Krastiva lo fulminó con la mirada, sin dignarse a decirle nada.
—El faraón es lo que me despista… —prosiguió ella— pero Apofis está en el del medio, lo cual ya me echa para atrás… Veamos… —Movió la cabeza arriba y abajo—. Si vamos por el que nos indica el sol, puede ser tanto bueno como malo ir por él, pero el del faraón… No pondrían ese signo tan sagrado para que significara muerte, ni aún por seguridad… —dejó caer, mirando a los tres varones que la acompañaban.

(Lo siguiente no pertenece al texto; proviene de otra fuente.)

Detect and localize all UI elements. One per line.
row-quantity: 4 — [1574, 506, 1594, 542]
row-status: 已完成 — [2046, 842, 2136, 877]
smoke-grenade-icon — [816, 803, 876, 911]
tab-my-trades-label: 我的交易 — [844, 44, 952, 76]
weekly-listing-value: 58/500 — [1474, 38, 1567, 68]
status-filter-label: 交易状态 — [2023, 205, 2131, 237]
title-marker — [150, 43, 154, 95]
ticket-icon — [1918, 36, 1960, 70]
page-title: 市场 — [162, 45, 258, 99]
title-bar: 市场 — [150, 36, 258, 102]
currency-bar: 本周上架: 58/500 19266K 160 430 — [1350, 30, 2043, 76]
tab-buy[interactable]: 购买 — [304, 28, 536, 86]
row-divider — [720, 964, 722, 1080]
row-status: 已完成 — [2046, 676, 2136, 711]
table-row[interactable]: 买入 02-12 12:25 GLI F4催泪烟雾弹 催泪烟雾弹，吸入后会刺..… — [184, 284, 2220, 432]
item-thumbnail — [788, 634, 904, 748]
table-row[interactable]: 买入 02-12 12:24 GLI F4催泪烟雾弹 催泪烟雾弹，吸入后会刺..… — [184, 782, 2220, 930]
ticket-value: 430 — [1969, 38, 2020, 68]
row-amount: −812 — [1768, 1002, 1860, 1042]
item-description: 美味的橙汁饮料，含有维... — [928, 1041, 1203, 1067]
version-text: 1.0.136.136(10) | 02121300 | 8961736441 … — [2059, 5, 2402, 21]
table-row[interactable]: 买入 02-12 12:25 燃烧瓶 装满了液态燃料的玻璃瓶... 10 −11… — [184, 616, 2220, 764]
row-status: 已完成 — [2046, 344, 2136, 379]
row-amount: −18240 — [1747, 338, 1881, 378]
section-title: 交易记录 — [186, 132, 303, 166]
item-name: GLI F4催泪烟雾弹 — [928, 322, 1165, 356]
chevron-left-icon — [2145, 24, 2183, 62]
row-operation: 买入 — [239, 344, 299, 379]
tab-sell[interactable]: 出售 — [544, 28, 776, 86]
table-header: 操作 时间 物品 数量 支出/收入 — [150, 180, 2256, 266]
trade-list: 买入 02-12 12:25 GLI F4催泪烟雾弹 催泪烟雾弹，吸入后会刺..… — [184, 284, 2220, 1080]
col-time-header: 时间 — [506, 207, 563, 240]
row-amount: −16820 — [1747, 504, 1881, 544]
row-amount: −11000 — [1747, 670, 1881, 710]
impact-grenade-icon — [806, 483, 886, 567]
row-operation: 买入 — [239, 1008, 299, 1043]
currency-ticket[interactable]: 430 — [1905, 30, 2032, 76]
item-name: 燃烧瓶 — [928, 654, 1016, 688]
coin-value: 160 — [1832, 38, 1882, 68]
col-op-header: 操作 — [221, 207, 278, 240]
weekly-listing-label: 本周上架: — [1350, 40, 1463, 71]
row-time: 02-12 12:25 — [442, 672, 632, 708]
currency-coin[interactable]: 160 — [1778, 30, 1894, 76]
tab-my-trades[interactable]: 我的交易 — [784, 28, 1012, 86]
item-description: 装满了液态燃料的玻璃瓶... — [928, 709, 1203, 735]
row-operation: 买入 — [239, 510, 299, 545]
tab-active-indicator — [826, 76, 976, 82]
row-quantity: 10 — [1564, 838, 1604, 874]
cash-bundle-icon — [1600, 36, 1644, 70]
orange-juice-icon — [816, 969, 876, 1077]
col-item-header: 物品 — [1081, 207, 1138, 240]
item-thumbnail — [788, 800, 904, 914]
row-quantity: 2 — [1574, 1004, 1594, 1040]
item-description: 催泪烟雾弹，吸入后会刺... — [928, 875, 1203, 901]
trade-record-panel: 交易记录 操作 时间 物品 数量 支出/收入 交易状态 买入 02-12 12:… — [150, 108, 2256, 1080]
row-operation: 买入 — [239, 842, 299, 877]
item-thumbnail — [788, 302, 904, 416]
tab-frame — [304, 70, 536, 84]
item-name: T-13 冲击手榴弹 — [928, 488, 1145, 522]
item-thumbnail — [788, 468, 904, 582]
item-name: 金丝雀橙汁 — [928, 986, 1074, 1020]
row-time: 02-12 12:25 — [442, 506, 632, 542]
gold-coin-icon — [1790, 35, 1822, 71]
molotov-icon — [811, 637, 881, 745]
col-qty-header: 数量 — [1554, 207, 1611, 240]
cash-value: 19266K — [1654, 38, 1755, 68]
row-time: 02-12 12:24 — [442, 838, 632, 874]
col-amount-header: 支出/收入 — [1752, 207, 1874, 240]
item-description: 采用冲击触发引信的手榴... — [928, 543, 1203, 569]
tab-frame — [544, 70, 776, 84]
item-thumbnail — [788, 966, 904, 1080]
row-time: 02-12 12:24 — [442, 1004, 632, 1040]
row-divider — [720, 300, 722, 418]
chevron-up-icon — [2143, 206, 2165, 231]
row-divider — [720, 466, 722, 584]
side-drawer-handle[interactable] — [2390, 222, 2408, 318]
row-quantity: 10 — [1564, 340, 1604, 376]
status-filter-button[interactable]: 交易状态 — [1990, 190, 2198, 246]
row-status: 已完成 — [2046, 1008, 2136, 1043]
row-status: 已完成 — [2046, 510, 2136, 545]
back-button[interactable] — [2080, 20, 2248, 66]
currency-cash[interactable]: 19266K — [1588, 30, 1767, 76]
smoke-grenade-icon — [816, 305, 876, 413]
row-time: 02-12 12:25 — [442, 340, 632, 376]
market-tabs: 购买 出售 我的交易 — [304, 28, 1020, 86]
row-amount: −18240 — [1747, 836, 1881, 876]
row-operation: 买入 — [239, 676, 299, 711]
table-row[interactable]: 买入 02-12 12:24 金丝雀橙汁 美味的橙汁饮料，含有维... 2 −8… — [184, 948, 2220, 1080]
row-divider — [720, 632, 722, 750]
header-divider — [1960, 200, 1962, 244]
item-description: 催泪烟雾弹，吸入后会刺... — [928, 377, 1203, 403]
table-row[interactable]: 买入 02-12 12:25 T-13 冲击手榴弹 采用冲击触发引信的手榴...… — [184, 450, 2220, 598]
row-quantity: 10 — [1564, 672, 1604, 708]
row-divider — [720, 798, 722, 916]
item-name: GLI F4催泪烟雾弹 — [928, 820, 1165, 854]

—Eso es cierto, no lo harían en este caso que simboliza la realeza de la Candace —convino su esposo.
—Entonces, lo que normalmente era la entrada para los espíritus es en este caso la entrada a la ciudad —concluyó la rusa.
—Tiene sentido, pues si sus enemigos conocían su manera de obrar, nunca elegirían el que se supone es la salida de los demonios del submundo… —apostilló Klug, sonriendo al fin.
—Vayamos por este, pues… —propuso la profesional de la información.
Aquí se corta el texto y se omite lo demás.